£279,762.72 - Blood Cancer UK - Co-Investigator
The roll of CXXC1 and SETD1A in multiple myeloma. WIth Prof Anastasios Karadimitris and Dr Mohammad Mahdi Karimi
£63,000 - EPSRC CORE EQUIPMENT AWARD 2022 - Co-Investigator
£673,345 - MRC WORLD CLASS LABS CAPITAL EQUIPMENT AWARD - Lead Applicant
£433,938.96 - BBSRC ALERT21 - Co-Investigator
£507,787.12 - CRUK-EPSRC Early Detection and Diagnosis Award - Co-investigator
Serial Artificial Intelligence/Machine Learning Classifiers for Personalised Risk Stratification and Early Detection of Lung, Bowel and Pancreatic Cancers in Women. With Dr Oleg Blyuss, Dr John Timms, Dr Tatjana Crnogorac-Jurcevic, Prof Alexey Zaikin, Prof Usha Menon
£10,183 - UKDRI Collaborative Proteomics Studies Award
Nuclear Factors Associated with Microglia Activation as Modulators of Disease-associated Cell States. With Dr Alexei Nott
£14,205 - UKDRI Collaborative Proteomics Studies Award
Developing a High Throughput Proteomics Assay for Dementia Research With Dr Brenan Durainayagam, Dr Rui Pino and Dr Abbas Dehghan
£557,000 - MRC-NIHR Methodology Research Programme - Co-investigator
Construction of graph-based network longitudinal algorithms to identify screening and prognostic biomarkers and therapeutic targets (GBNLA).
Research Interests and aims
Protein methylation is a common post translational modification spread across the proteome. It is involved in all stages of genetic regulation, from gene activation via the histones code (epigenetics) to protein activation and regulation. Misregulation of methylation is involved in a number of cancers and is of particular importance in mixed-lineage leukaemia, where MLL1 methyl-transferase becomes fused with other genes involved in regulation and recognition of histones methylation. The consequence of this is widespread mis-regulation of oncogenes via inappropriate methylation. My research is to uncover novel protein targets of DOT1L, a methyltransferase that is strong effector of MLL-fusion protein generated gene activation. DOT1L is a lysine-methyl transferase, that is known to mono, di and tri methylate K79 of histone H3.

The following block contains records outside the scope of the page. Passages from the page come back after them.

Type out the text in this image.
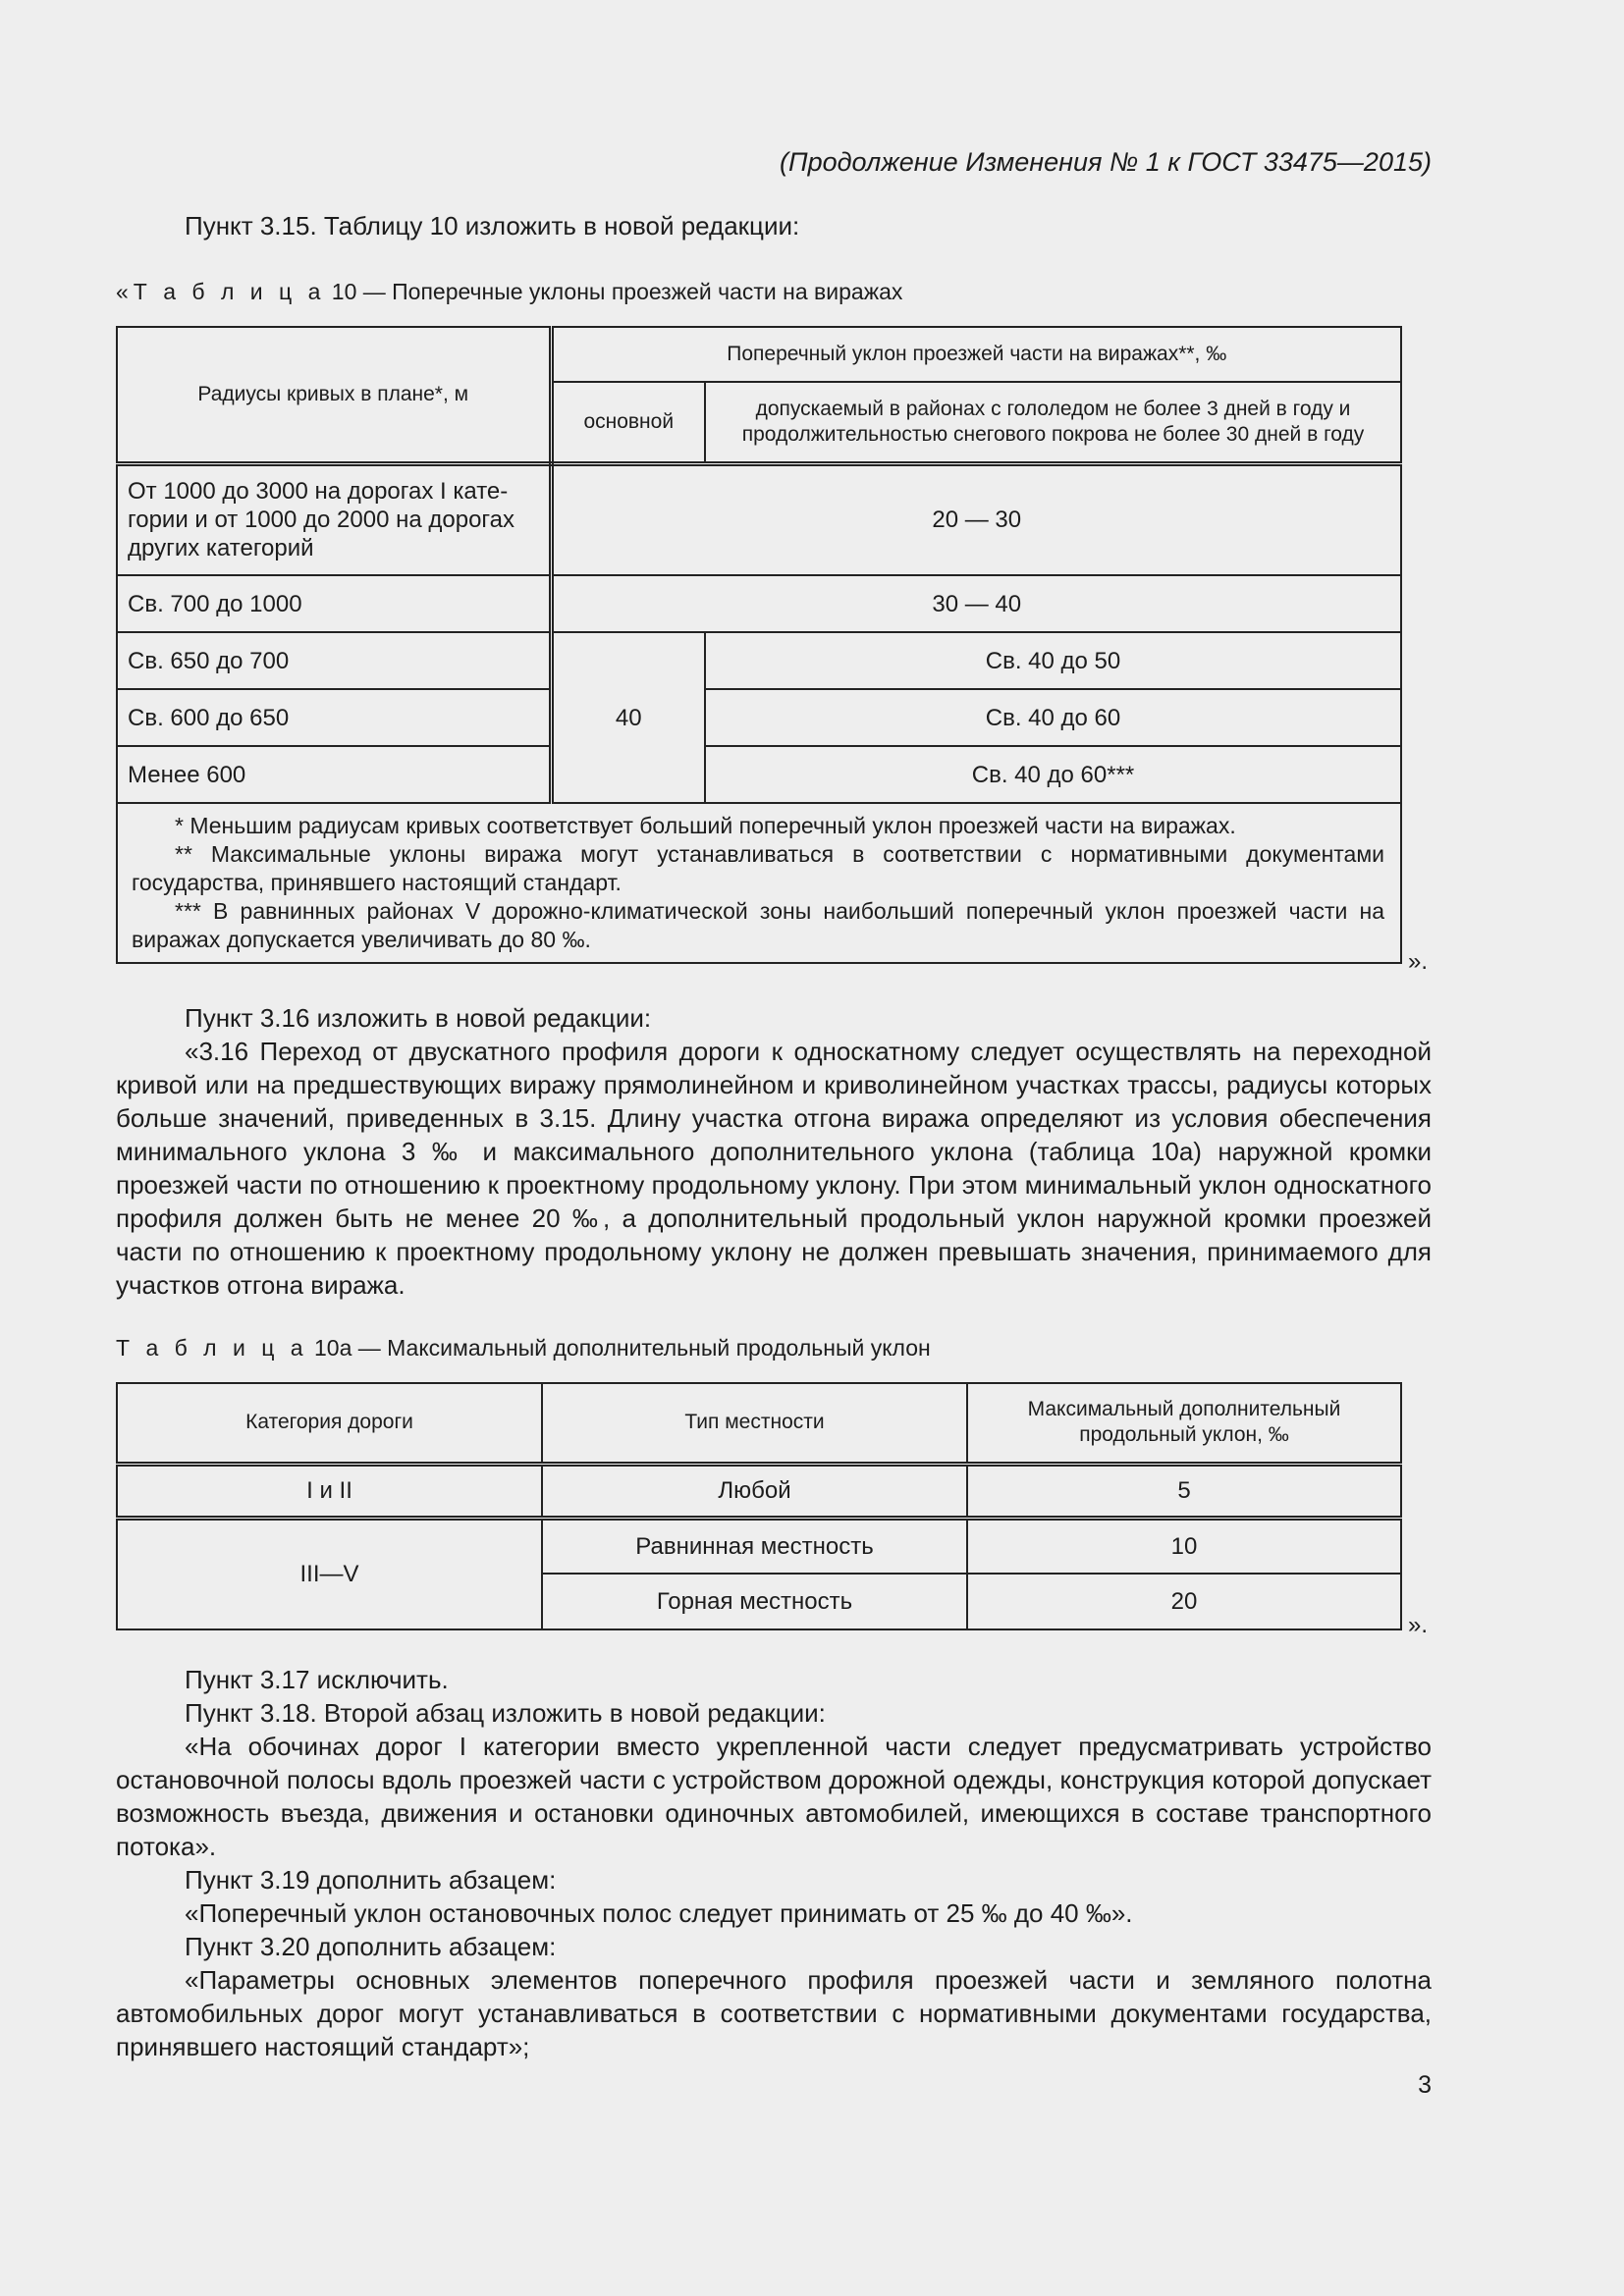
(Продолжение Изменения № 1 к ГОСТ 33475—2015)
Пункт 3.15. Таблицу 10 изложить в новой редакции:
«Т а б л и ц а 10 — Поперечные уклоны проезжей части на виражах
Радиусы кривых в плане*, м	Поперечный уклон проезжей части на виражах**, ‰	
	основной	допускаемый в районах с гололедом не более 3 дней в году и продолжительностью снегового покрова не более 30 дней в году
От 1000 до 3000 на дорогах I кате-гории и от 1000 до 2000 на дорогах других категорий	20 — 30	
Св. 700 до 1000	30 — 40	
Св. 650 до 700	40	Св. 40 до 50
Св. 600 до 650		Св. 40 до 60
Менее 600		Св. 40 до 60***

* Меньшим радиусам кривых соответствует больший поперечный уклон проезжей части на виражах.
** Максимальные уклоны виража могут устанавливаться в соответствии с нормативными документами государства, принявшего настоящий стандарт.
*** В равнинных районах V дорожно-климатической зоны наибольший поперечный уклон проезжей части на виражах допускается увеличивать до 80 ‰.		
».
Пункт 3.16 изложить в новой редакции:
«3.16 Переход от двускатного профиля дороги к односкатному следует осуществлять на переходной кривой или на предшествующих виражу прямолинейном и криволинейном участках трассы, радиусы которых больше значений, приведенных в 3.15. Длину участка отгона виража определяют из условия обеспечения минимального уклона 3 ‰ и максимального дополнительного уклона (таблица 10а) наружной кромки проезжей части по отношению к проектному продольному уклону. При этом минимальный уклон односкатного профиля должен быть не менее 20 ‰, а дополнительный продольный уклон наружной кромки проезжей части по отношению к проектному продольному уклону не должен превышать значения, принимаемого для участков отгона виража.
Т а б л и ц а 10а — Максимальный дополнительный продольный уклон
Категория дороги	Тип местности	Максимальный дополнительный продольный уклон, ‰
I и II	Любой	5
III—V	Равнинная местность	10
	Горная местность	20
».
Пункт 3.17 исключить.
Пункт 3.18. Второй абзац изложить в новой редакции:
«На обочинах дорог I категории вместо укрепленной части следует предусматривать устройство остановочной полосы вдоль проезжей части с устройством дорожной одежды, конструкция которой допускает возможность въезда, движения и остановки одиночных автомобилей, имеющихся в составе транспортного потока».
Пункт 3.19 дополнить абзацем:
«Поперечный уклон остановочных полос следует принимать от 25 ‰ до 40 ‰».
Пункт 3.20 дополнить абзацем:
«Параметры основных элементов поперечного профиля проезжей части и земляного полотна автомобильных дорог могут устанавливаться в соответствии с нормативными документами государства, принявшего настоящий стандарт»;
3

Identification of new PTMs can be performed by mass spectrometry, however the discovery of new targets amongst a single peptide is challenging owing to the sparsity of the potential target. Therefore, a strategy to enrich for methyl-lysine containing peptides is essential. Current strategies depend on using antibodies raised against small peptides carrying methylation marks, and despite there being many “pan” methylation antibodies available, there is very little similarity between the methyl-peptides detected using these antibodies for immunoprecipitation enrichment. This suggests that either the antibodies are very specific to only a small subset of methyl-K, or that are very unspecific, leading to false positives - neither situation is desirable. I am developing a chemical labelling strategy to selectively enrich for methylated lysine residues that will capture mono, di and tri-methyl marks in an unbiased manner. The identification and understanding of the global effect of protein methylation has been hampered by the difficulty in enriching for these methyl marks, this new technique has the potential to revolutionise the field.
Chemical technologies for DOT1L Target identification
In order to identify DOT1L targets, I am, in conjunction with Dr Matthew Fuchter in Chemistry, using novel probes that specifically bind to DOT1L and result in the heavy labelling of their substrates. This allows us to identify methylation marks by mass spectrometry from the resulting MS1 profile. The approach will be coupled to methyl-enrichment and or heavy fractionation of cell lysates to identify new methylated peptides and any potential alternative DOT1L substrates.
I have developed a parenclitic network-based approach to disease classification. Unlike other network/graph orientated approaches, this technique does not require prior knowledge of protein/protein interaction or any other metric, extrapolation etc; it derives the connections by comparing differences between two data sets. By using graph-topology analysis, we have used these networks for disease classification in Ovarian Cancer (Whitwell et al, Oncotarget 2018). Whats-more, the underlying basis for how the graphs are derived is clear and therefore, unlike "black-box" machine learning techniques such as neural-networks, further information on the underlying biology can be gleaned. Using this approach, I will investigate protein methylation in a number of diseases.
The Impact of MTAP Deletion on Protein Methylation
MTAP has an important role in maintaining cellular homeostasis by metabolising toxic MTA through the methionine salvage pathway. Loss of MTAP occurs in approximately 15% of all cancers, with a knock-on effect on the methionine salvage pathways, and the intersecting SAM-cycle pathways. The potential reduction of methionine and SAM resulting from this deletion may have wide ranging impacts in the cell, especially in protein-methylation, a wide-spread, well conserved mechanism of protein regulation. By understanding more about the proteomic changes occurring following MTAP deletion, we hope to understand its role in cancer and identify potential therapeutic targets.